Images of 与多王
コロナウィルスに伴う緊急事態宣言が解除され、多少日常生活も落ち着きを取り戻してまいりましたので、コロナ禍の錦秋を愛でに近江まで足を延ばしてみました。
天台寺門宗の総本山 三井寺は 、正式名称を長等山園城寺(ながらさん おんじょうじ)と言い、琵琶湖を見下ろす長等山中腹に伽藍を広げる1300年の歴史を刻む古刹です。35万坪もの広大な寺域に、観音堂を中心とする「南院」、金堂や唐院を中心とする「中院」、新羅善神堂を中心とする「北院」の3エリアが連なります。本尊は弥勒菩薩像を祀り、また、全身が黄色の不動明王立像の仏画「黄不動」は高野山明王院「赤不動」や京都青蓮院「青不動」と共に三不動に数えられます。
「三井寺」の名の由来は、この寺に涌く霊泉が天智・天武・持統天皇の3帝の産湯に使われたことから元々「御井(みい)の寺」と呼ばれていたのが、平安時代にその霊泉を智証大師 円珍が密教の厳義・三部潅頂の法儀に閼伽に用いたことに因みます。
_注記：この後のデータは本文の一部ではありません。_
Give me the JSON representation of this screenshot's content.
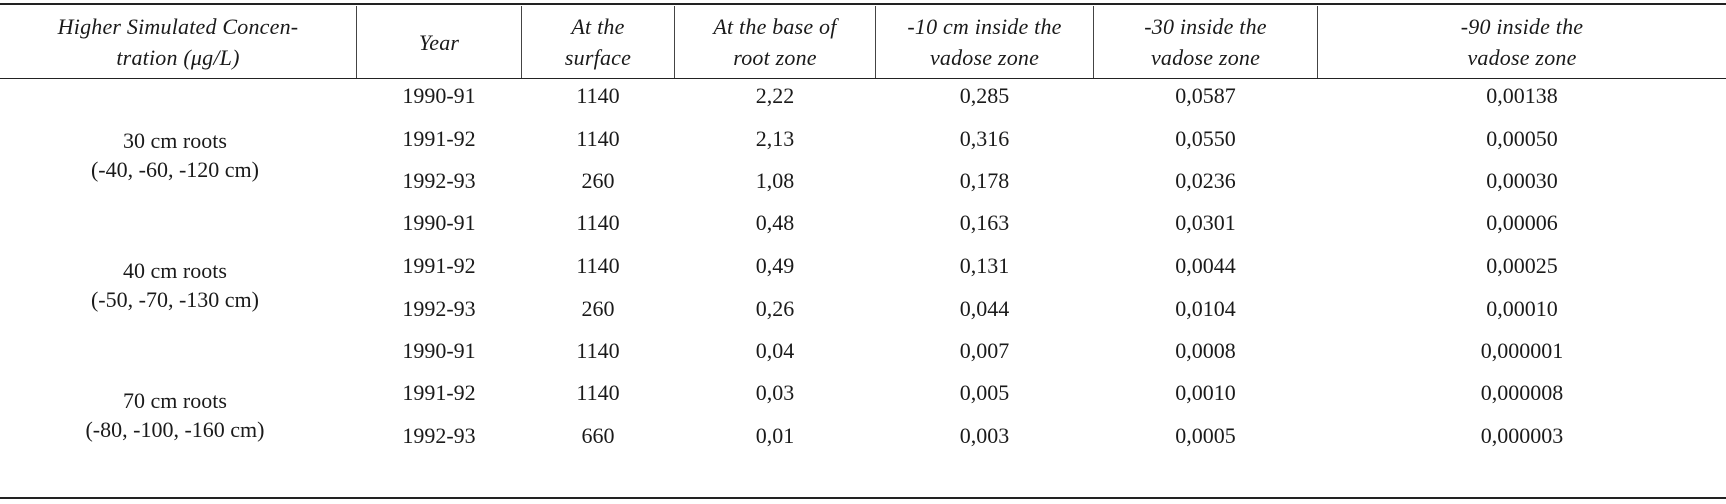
{
  "headers": {
    "concentration": [
      "Higher Simulated Concen-",
      "tration (μg/L)"
    ],
    "year": [
      "Year"
    ],
    "surface": [
      "At the",
      "surface"
    ],
    "root_base": [
      "At the base of",
      "root zone"
    ],
    "vadose10": [
      "-10 cm inside the",
      "vadose zone"
    ],
    "vadose30": [
      "-30 inside the",
      "vadose zone"
    ],
    "vadose90": [
      "-90 inside the",
      "vadose zone"
    ]
  },
  "groups": [
    {
      "label": "30 cm roots",
      "depths": "(-40, -60, -120 cm)"
    },
    {
      "label": "40 cm roots",
      "depths": "(-50, -70, -130 cm)"
    },
    {
      "label": "70 cm roots",
      "depths": "(-80, -100, -160 cm)"
    }
  ],
  "rows": [
    {
      "year": "1990-91",
      "surface": "1140",
      "root_base": "2,22",
      "v10": "0,285",
      "v30": "0,0587",
      "v90": "0,00138"
    },
    {
      "year": "1991-92",
      "surface": "1140",
      "root_base": "2,13",
      "v10": "0,316",
      "v30": "0,0550",
      "v90": "0,00050"
    },
    {
      "year": "1992-93",
      "surface": "260",
      "root_base": "1,08",
      "v10": "0,178",
      "v30": "0,0236",
      "v90": "0,00030"
    },
    {
      "year": "1990-91",
      "surface": "1140",
      "root_base": "0,48",
      "v10": "0,163",
      "v30": "0,0301",
      "v90": "0,00006"
    },
    {
      "year": "1991-92",
      "surface": "1140",
      "root_base": "0,49",
      "v10": "0,131",
      "v30": "0,0044",
      "v90": "0,00025"
    },
    {
      "year": "1992-93",
      "surface": "260",
      "root_base": "0,26",
      "v10": "0,044",
      "v30": "0,0104",
      "v90": "0,00010"
    },
    {
      "year": "1990-91",
      "surface": "1140",
      "root_base": "0,04",
      "v10": "0,007",
      "v30": "0,0008",
      "v90": "0,000001"
    },
    {
      "year": "1991-92",
      "surface": "1140",
      "root_base": "0,03",
      "v10": "0,005",
      "v30": "0,0010",
      "v90": "0,000008"
    },
    {
      "year": "1992-93",
      "surface": "660",
      "root_base": "0,01",
      "v10": "0,003",
      "v30": "0,0005",
      "v90": "0,000003"
    }
  ]
}
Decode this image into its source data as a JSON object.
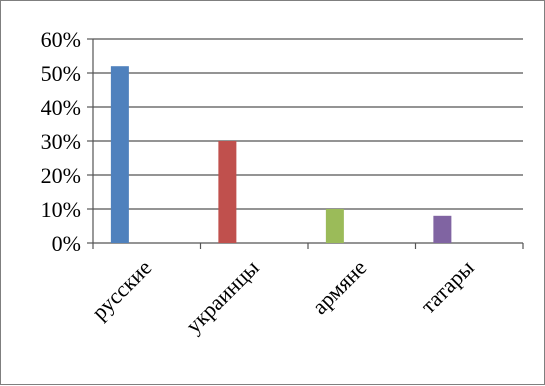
{
  "chart_data": {
    "type": "bar",
    "categories": [
      "русские",
      "украинцы",
      "армяне",
      "татары"
    ],
    "values": [
      52,
      30,
      10,
      8
    ],
    "value_unit": "%",
    "ylim": [
      0,
      60
    ],
    "yticks": [
      "0%",
      "10%",
      "20%",
      "30%",
      "40%",
      "50%",
      "60%"
    ],
    "colors": [
      "#4f81bd",
      "#c0504d",
      "#9bbb59",
      "#8064a2"
    ],
    "grid": true,
    "legend": "none"
  }
}
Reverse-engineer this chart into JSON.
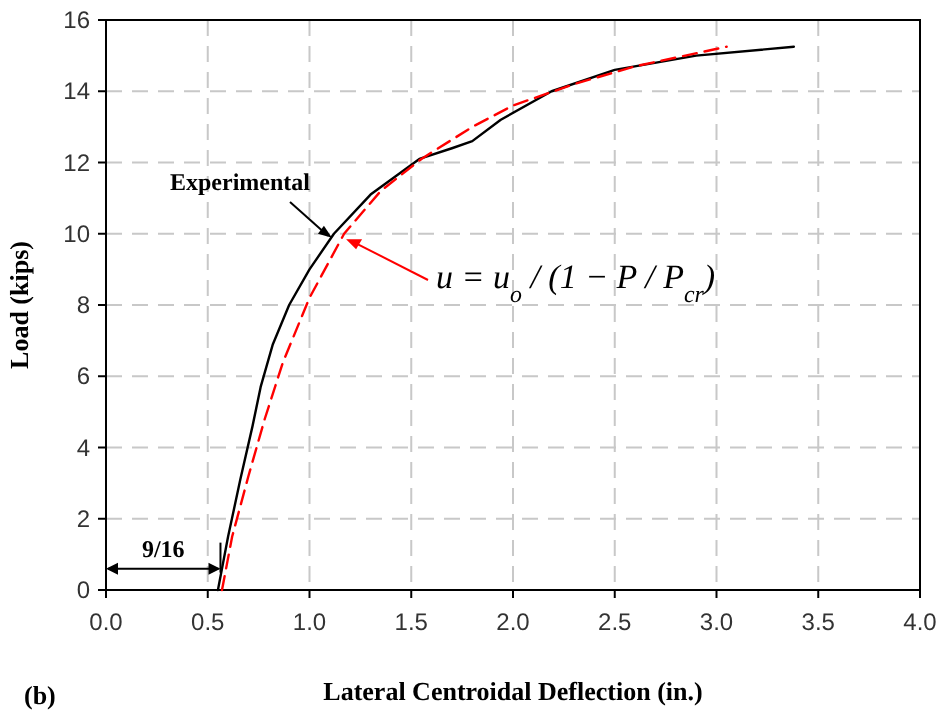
{
  "chart_data": {
    "type": "line",
    "xlabel": "Lateral Centroidal Deflection (in.)",
    "ylabel": "Load (kips)",
    "xlim": [
      0,
      4
    ],
    "ylim": [
      0,
      16
    ],
    "xticks": [
      {
        "value": 0,
        "label": "0.0"
      },
      {
        "value": 0.5,
        "label": "0.5"
      },
      {
        "value": 1,
        "label": "1.0"
      },
      {
        "value": 1.5,
        "label": "1.5"
      },
      {
        "value": 2,
        "label": "2.0"
      },
      {
        "value": 2.5,
        "label": "2.5"
      },
      {
        "value": 3,
        "label": "3.0"
      },
      {
        "value": 3.5,
        "label": "3.5"
      },
      {
        "value": 4,
        "label": "4.0"
      }
    ],
    "yticks": [
      0,
      2,
      4,
      6,
      8,
      10,
      12,
      14,
      16
    ],
    "grid": true,
    "series": [
      {
        "color": "#000000",
        "line_style": "solid",
        "x": [
          0.55,
          0.6,
          0.66,
          0.72,
          0.76,
          0.82,
          0.9,
          1.0,
          1.12,
          1.3,
          1.54,
          1.7,
          1.8,
          1.94,
          2.19,
          2.5,
          2.9,
          3.38
        ],
        "values": [
          0,
          1.5,
          3.1,
          4.6,
          5.7,
          6.9,
          8,
          9,
          10,
          11.1,
          12.1,
          12.4,
          12.6,
          13.2,
          14.0,
          14.6,
          15.0,
          15.25
        ]
      },
      {
        "color": "#ff0000",
        "line_style": "dashed",
        "x": [
          0.57,
          0.62,
          0.7,
          0.78,
          0.87,
          1.0,
          1.17,
          1.35,
          1.55,
          1.8,
          2.0,
          2.3,
          2.6,
          3.05
        ],
        "values": [
          0,
          1.5,
          3.2,
          4.8,
          6.4,
          8.2,
          10,
          11.2,
          12.1,
          13.0,
          13.6,
          14.2,
          14.7,
          15.25
        ]
      }
    ],
    "annotations": [
      {
        "text": "Experimental",
        "x": 1.12,
        "y": 10
      },
      {
        "text": "u = u$_{o}$ / (1 − P / P$_{cr}$)",
        "x": 1.17,
        "y": 9.9
      },
      {
        "text": "9/16",
        "x": 0.5625,
        "y": 0.6
      },
      "(b)"
    ]
  }
}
寺院の草創は、大友皇子の子 与多王(よたのおおきみ)が壬申の乱で没した父の菩提を弔うと共にその念持仏 弥勒菩薩像を祀ったことに発します。その後の686(朱鳥元)年、戦で敵対した天武天皇が寺院建立を許可して寺号「園城寺」を授けました。859年には唐から帰朝した円珍が密教道場として唐院を開き、伽藍を再興し天台別院の初代長吏に就任し、東大寺や興福寺、延暦寺と共に「本朝四箇大寺」のひとつに数えられ、皇室や貴族、武家などの信仰を集め興隆しました。しかし、10世紀には延暦寺との抗争が激化し、度々天台山門宗徒による焼き討ちに遭いました。近世には関白 豊臣秀吉の逆鱗に触れて「文禄の闕所」なる厳しい沙汰を受けて廃寺同然となりましたが、幾多の法難を乗り越えてその都度再興を果たしてきました。それ故、「不死鳥の寺」とも称され、国宝64点、重要文化財720点を有します。